Hidalgo, quien encabezó la papeleta rojiazul en los comicios nacionales de febrero pasado, encabezará ahora el Comité Ejecutivo Nacional (CEN) del partido. Lo acompañarán Roxana Núñez en la vicepresidencia, Alejandro Pacheco como secretario general, Doris Martínez en la tesorería y Alex Bernardo Porras como vocal.
Juan Carlos Hidalgo asume la presidencia del PUSC tras dura derrota electoral en febrero
La militancia socialcristiana no solo definió su nueva cúpula. También aprobó facultar a la dirigencia entrante para negociar alianzas con otras agrupaciones políticas de cara a las próximas elecciones municipales y nacionales del país.
“En el PUSC tenemos claro el rumbo: fortalecer nuestra estructura, sumar más personas, llevar nuestras ideas a cada rincón del país y construir una oposición firme, responsable y con propuestas para Costa Rica”, señaló el partido tras conocerse el resultado de la votación interna.
Un capítulo pendiente se cierra
La jornada del domingo tuvo un momento especialmente simbólico. El PUSC ofreció una disculpa pública al expresidente de la República Miguel Ángel Rodríguez, expulsado de sus filas en octubre de 2004.
Rodríguez estuvo presente en la actividad y recibió el gesto del partido.

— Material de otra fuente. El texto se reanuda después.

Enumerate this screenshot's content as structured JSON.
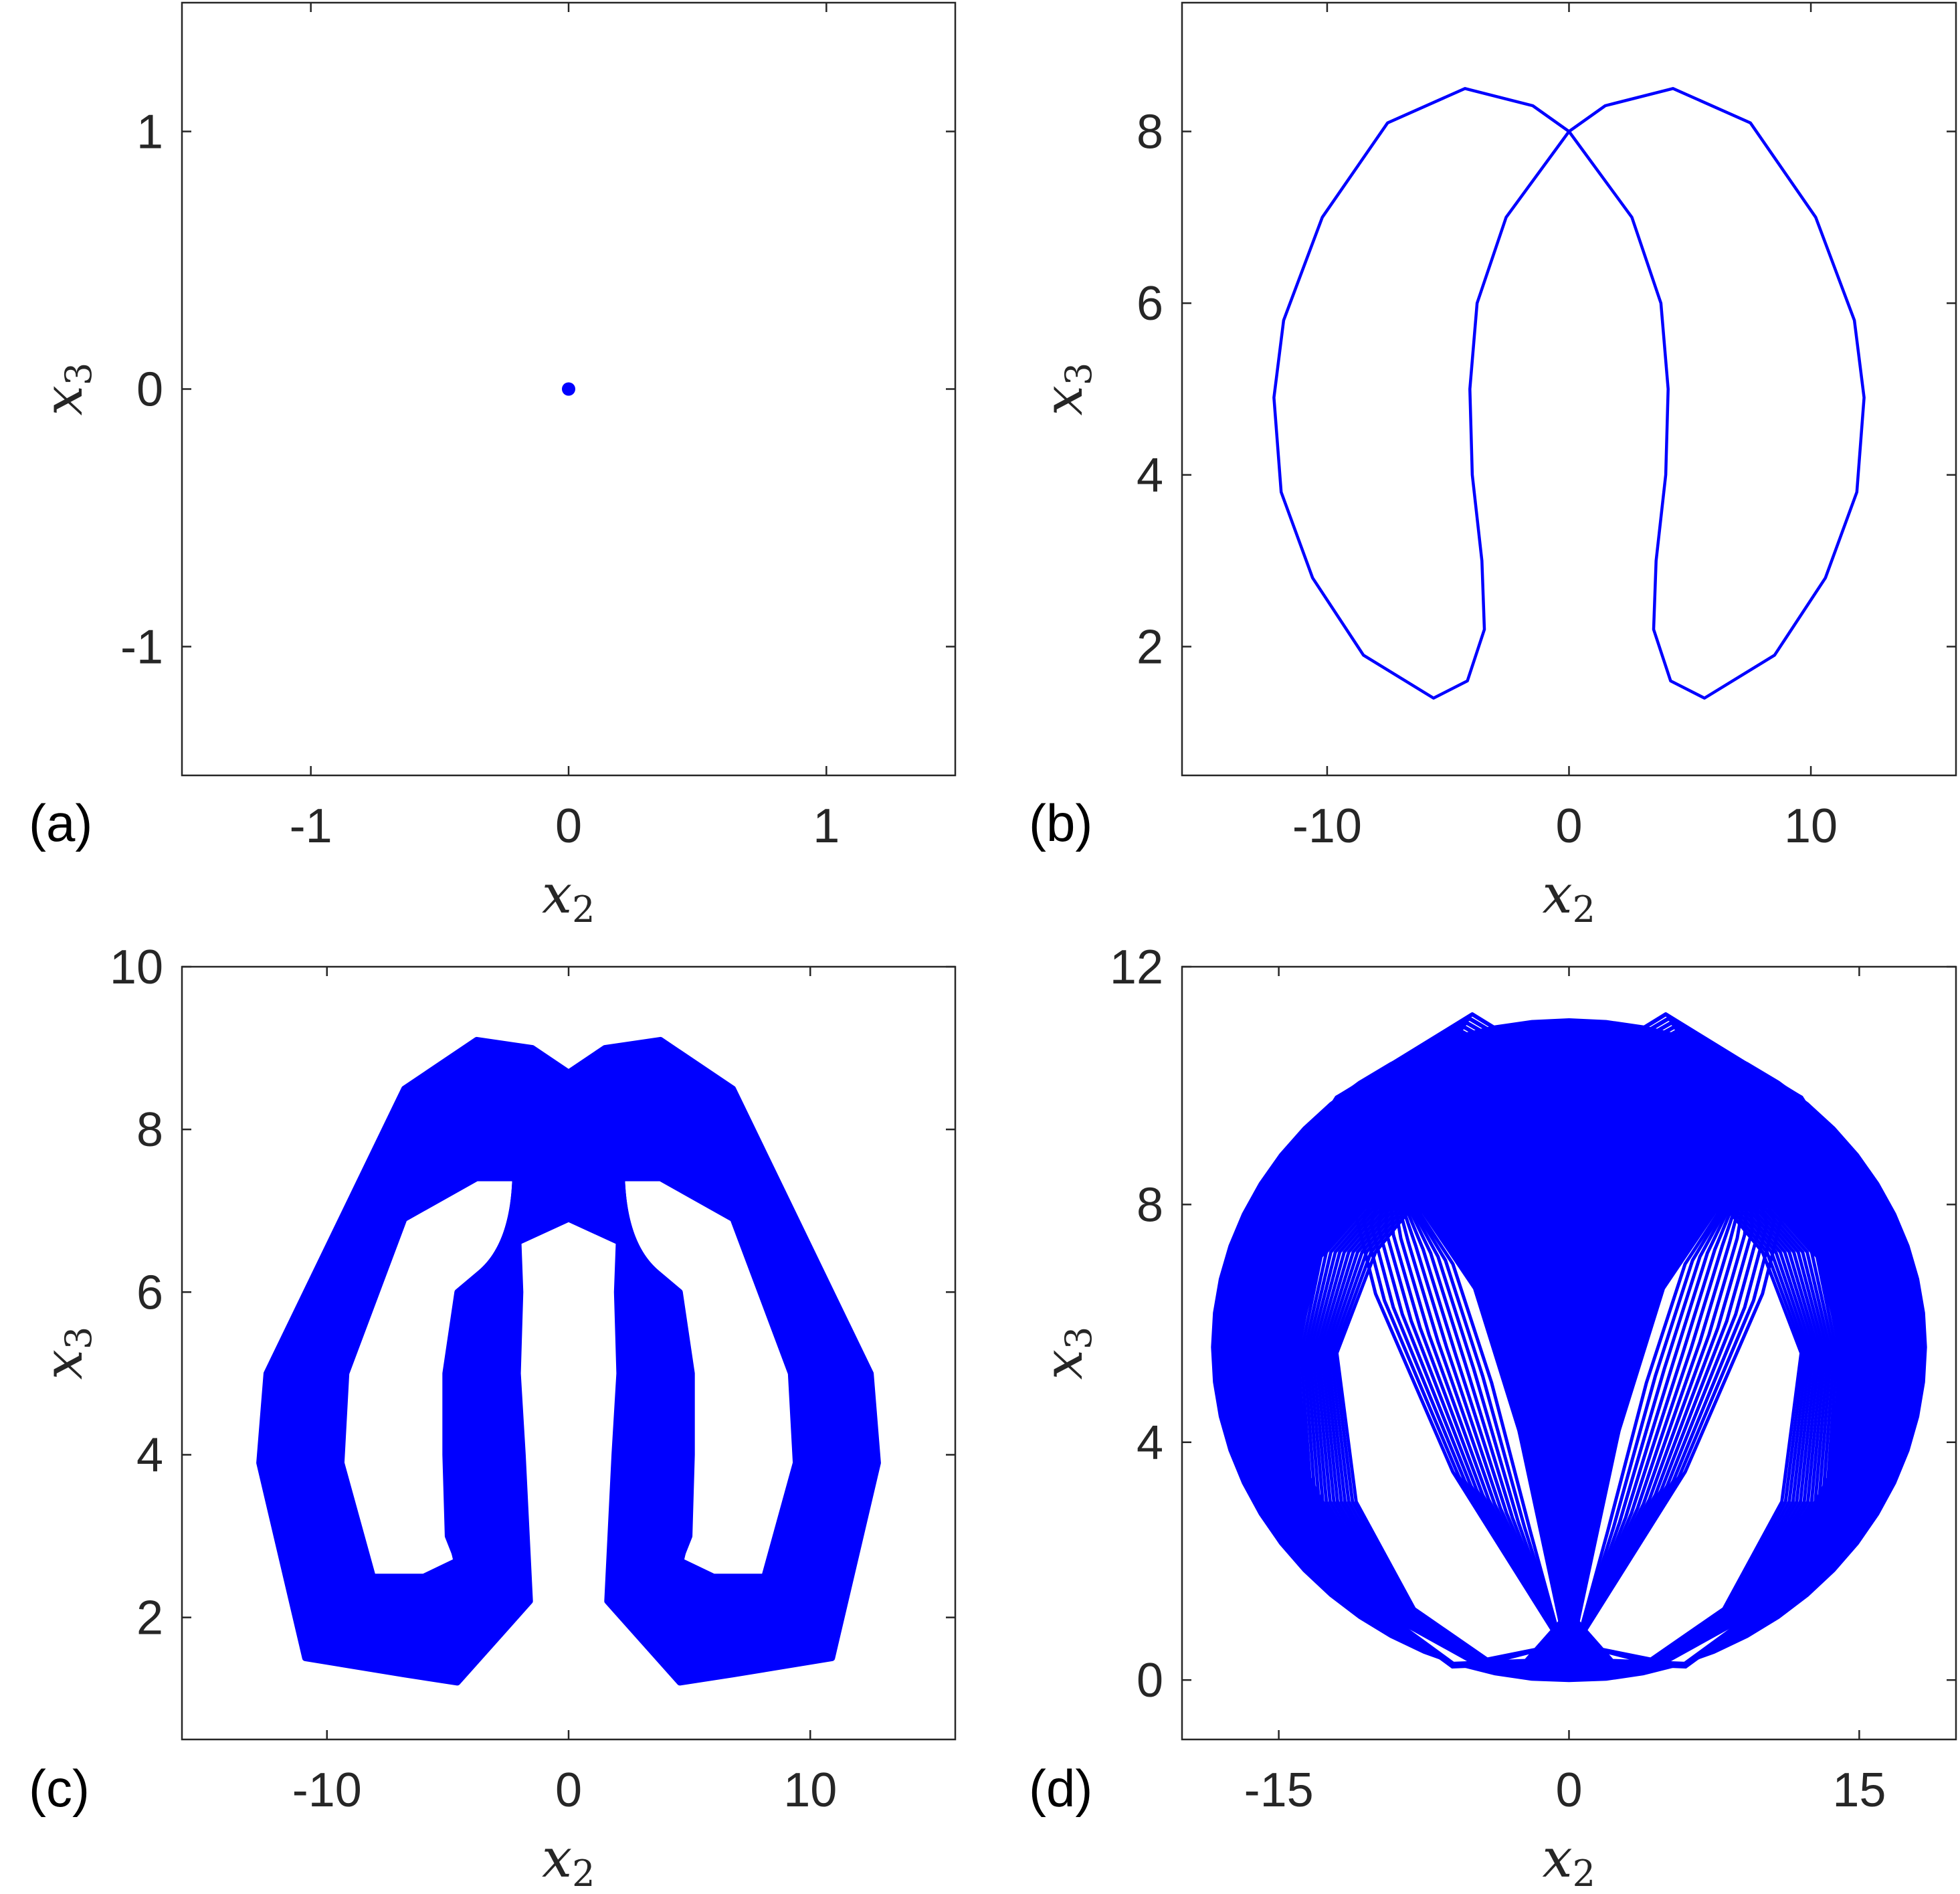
{
  "colors": {
    "trajectory": "#0000ff",
    "axes": "#262626"
  },
  "chart_data": [
    {
      "type": "line",
      "panel_label": "(a)",
      "xlabel": "x2",
      "ylabel": "x3",
      "xlim": [
        -1.5,
        1.5
      ],
      "ylim": [
        -1.5,
        1.5
      ],
      "xticks": [
        -1,
        0,
        1
      ],
      "xtick_labels": [
        "-1",
        "0",
        "1"
      ],
      "yticks": [
        -1,
        0,
        1
      ],
      "ytick_labels": [
        "-1",
        "0",
        "1"
      ],
      "grid": false,
      "series": [
        {
          "kind": "fixed-point",
          "x": [
            0
          ],
          "y": [
            0
          ]
        }
      ]
    },
    {
      "type": "line",
      "panel_label": "(b)",
      "xlabel": "x2",
      "ylabel": "x3",
      "xlim": [
        -16,
        16
      ],
      "ylim": [
        0.5,
        9.5
      ],
      "xticks": [
        -10,
        0,
        10
      ],
      "xtick_labels": [
        "-10",
        "0",
        "10"
      ],
      "yticks": [
        2,
        4,
        6,
        8
      ],
      "ytick_labels": [
        "2",
        "4",
        "6",
        "8"
      ],
      "grid": false,
      "series": [
        {
          "kind": "limit-cycle",
          "x_extent": [
            -12.3,
            12.3
          ],
          "y_extent": [
            1.4,
            8.5
          ],
          "crossing_x3": 8.0
        }
      ]
    },
    {
      "type": "line",
      "panel_label": "(c)",
      "xlabel": "x2",
      "ylabel": "x3",
      "xlim": [
        -16,
        16
      ],
      "ylim": [
        0.5,
        10
      ],
      "xticks": [
        -10,
        0,
        10
      ],
      "xtick_labels": [
        "-10",
        "0",
        "10"
      ],
      "yticks": [
        2,
        4,
        6,
        8,
        10
      ],
      "ytick_labels": [
        "2",
        "4",
        "6",
        "8",
        "10"
      ],
      "grid": false,
      "series": [
        {
          "kind": "quasi-periodic-band",
          "x_extent": [
            -13,
            13
          ],
          "y_extent": [
            1.1,
            9.1
          ],
          "crossing_x3": [
            6.9,
            8.7
          ]
        }
      ]
    },
    {
      "type": "line",
      "panel_label": "(d)",
      "xlabel": "x2",
      "ylabel": "x3",
      "xlim": [
        -20,
        20
      ],
      "ylim": [
        -1,
        12
      ],
      "xticks": [
        -15,
        0,
        15
      ],
      "xtick_labels": [
        "-15",
        "0",
        "15"
      ],
      "yticks": [
        0,
        4,
        8,
        12
      ],
      "ytick_labels": [
        "0",
        "4",
        "8",
        "12"
      ],
      "grid": false,
      "series": [
        {
          "kind": "chaotic-attractor",
          "x_extent": [
            -18.5,
            18.5
          ],
          "y_extent": [
            0,
            11.2
          ]
        }
      ]
    }
  ]
}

El exmandatario indicó que la agrupación arrastraba una deuda histórica con él desde hace casi 22 años, tras lo ocurrido en aquella expulsión.

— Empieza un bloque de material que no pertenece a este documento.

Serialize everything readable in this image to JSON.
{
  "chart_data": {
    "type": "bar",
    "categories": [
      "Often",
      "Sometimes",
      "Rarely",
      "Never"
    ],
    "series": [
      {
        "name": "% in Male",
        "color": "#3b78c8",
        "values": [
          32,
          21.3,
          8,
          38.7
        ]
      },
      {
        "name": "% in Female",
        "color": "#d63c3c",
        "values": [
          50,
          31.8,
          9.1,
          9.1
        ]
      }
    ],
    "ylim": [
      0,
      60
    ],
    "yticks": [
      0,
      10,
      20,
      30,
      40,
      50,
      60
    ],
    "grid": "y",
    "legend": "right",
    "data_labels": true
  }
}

El reconocimiento se dio en medio de un ambiente de renovación interna, en momentos en que el partido busca recomponer su imagen y su base de respaldo ciudadano de cara a los próximos años.
Un partido que busca reconstruirse tras febrero
El nombramiento de Hidalgo llega apenas meses después de que el PUSC registrara uno de los resultados electorales más adversos de su historia reciente, en los comicios de febrero de 2026.
Frente a ese escenario, la nueva conducción partidaria apuesta por una etapa marcada por “energía, organización y determinación”, según lo expresado por la propia agrupación, con el fin de recuperar terreno político perdido.
El objetivo declarado es volver a posicionar al socialcristianismo como una fuerza con peso real dentro del tablero político nacional, algo que no ocurre de la noche a la mañana.
Hidalgo ha sido enfático en un punto: antes de pensar en escenarios electorales futuros, la prioridad inmediata será ordenar la casa puertas adentro. Es decir, reorganizar la estructura interna del partido como paso previo a cualquier apuesta electoral.
Esa reorganización incluiría, según lo autorizado por la Asamblea, la posibilidad de explorar coaliciones o fusiones con otras fuerzas políticas, una puerta que el PUSC no había abierto formalmente en procesos anteriores.
La militancia también fijó su mirada en el ámbito municipal, un terreno que consideran clave para reconstruir presencia territorial antes de aspirar nuevamente a cargos de mayor peso a nivel nacional.
Con Hidalgo al frente, el PUSC entra así en una etapa que combina gestos de reconciliación interna, como el caso de Miguel Ángel Rodríguez, con una hoja de ruta orientada a ampliar su base y su capacidad de negociación política.
La conformación del nuevo Comité Ejecutivo Nacional y las decisiones tomadas en el Hotel Radisson quedan ahora como el punto de partida formal de esta nueva administración partidaria, que deberá mostrar resultados concretos en los próximos meses.